Some transgender victories are clearer than others…
Laverne Cox in Orange Is The New Black, Netflix
From The New Yorker:
The so-called transgender moment has been full of firsts, although some victories are clearer than others. In 2014, the actress Laverne Cox, from “Orange Is the New Black,” became the first transgender woman to be nominated for an Emmy and to appear on the cover of Time. Last year, Caitlyn Jenner was the first internationally known celebrity to come out as transgender. Politically, Jenner sends a mixed message: while she invited activists like Janet Mock to appear on her reality show, “I Am Cait,” she endorsed Ted Cruz for President. Hollywood has piled on with serious movies like “Dallas Buyers Club” and “The Danish Girl” (about Lili Elbe, one of the first transgender women to undergo sex-reassignment surgery), but both starred cisgender—meaning non-trans—men.
There have been transgender fashion models over the decades, but most kept their identities secret (and many still do). The model April Ashley appeared in British Vogue in 1960, but her career ended abruptly when she was outed by the tabloids. Caroline (Tula) Cossey posed for Playboy in 1981, while promoting her role in “For Your Eyes Only,” but then News of the World ran the salacious headline “James Bond’s Girl Was a Boy.” The openly transgender model Teri Toye had a short career in the mid-eighties, before returning to Iowa to be a historic preservationist. Connie Fleming modelled for Thierry Mugler in 1992, under the moniker Connie Girl, but the decade was kinder to drag queens, like RuPaul, who achieved crossover success with the hit single “Supermodel (You Better Work).”

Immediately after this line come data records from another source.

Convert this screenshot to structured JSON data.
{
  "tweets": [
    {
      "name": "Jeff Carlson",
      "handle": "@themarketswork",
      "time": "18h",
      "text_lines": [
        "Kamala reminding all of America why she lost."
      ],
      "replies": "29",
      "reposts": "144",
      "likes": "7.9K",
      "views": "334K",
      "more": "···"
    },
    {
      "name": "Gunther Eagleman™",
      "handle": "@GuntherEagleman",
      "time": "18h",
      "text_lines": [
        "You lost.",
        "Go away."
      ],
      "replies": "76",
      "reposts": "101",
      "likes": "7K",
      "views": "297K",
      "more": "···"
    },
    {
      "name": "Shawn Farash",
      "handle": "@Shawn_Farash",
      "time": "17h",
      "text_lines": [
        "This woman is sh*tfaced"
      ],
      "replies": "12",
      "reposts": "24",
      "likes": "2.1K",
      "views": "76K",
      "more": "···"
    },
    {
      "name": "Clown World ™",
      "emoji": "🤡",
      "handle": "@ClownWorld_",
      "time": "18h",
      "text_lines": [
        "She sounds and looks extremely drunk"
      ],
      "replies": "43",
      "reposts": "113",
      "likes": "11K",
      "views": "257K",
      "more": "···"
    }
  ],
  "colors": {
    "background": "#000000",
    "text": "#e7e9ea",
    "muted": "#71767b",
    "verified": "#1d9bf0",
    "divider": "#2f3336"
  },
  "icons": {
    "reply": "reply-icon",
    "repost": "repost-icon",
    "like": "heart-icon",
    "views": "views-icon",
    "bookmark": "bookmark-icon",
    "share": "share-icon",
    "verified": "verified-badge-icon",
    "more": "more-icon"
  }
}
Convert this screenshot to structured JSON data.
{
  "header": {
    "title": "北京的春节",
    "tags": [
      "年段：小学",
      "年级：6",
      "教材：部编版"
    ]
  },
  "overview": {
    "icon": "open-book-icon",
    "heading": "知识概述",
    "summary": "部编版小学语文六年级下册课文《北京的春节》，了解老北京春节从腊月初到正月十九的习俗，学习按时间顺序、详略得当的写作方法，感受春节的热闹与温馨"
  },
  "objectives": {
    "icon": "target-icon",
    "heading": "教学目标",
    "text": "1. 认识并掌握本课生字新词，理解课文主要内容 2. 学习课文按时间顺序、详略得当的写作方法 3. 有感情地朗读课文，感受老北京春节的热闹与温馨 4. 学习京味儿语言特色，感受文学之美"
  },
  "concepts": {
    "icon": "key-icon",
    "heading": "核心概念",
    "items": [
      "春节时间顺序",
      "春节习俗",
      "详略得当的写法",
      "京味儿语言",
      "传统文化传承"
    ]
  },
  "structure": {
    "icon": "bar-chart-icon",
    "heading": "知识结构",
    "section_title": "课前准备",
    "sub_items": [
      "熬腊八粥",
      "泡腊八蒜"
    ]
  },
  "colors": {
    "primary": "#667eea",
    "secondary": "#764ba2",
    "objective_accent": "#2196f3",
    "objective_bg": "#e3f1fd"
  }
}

These days, the fashion world seems ready to capitalize on the new trans visibility. Barneys featured trans models in its spring 2014 campaign. Andreja Pejić, who grew up in a Serbian refugee camp, was discovered while working at a McDonald’s in Melbourne and became successful as a male runway model, before revealing that her fine-boned androgyny was the result of a synthetic hormone and relaunching her career as a female model. Then, there are the murkier efforts: in January, Jaden Smith, the precocious son of Will Smith and Jada Pinkett Smith, modelled women’s wear for Louis Vuitton, leading advocates to wonder whether gender fluidity was simply the latest iteration of flat chests and bare midriffs. I asked Mara Keisling, the executive director of the National Center for Transgender Equality, if she thought the fashion industry was using trans people to some extent. “Sure,” she said. “But that’s fine—we’ll use the fashion industry.”
The trans pop-culture preoccupation has been only loosely connected to advances in social policy, sometimes dishearteningly so.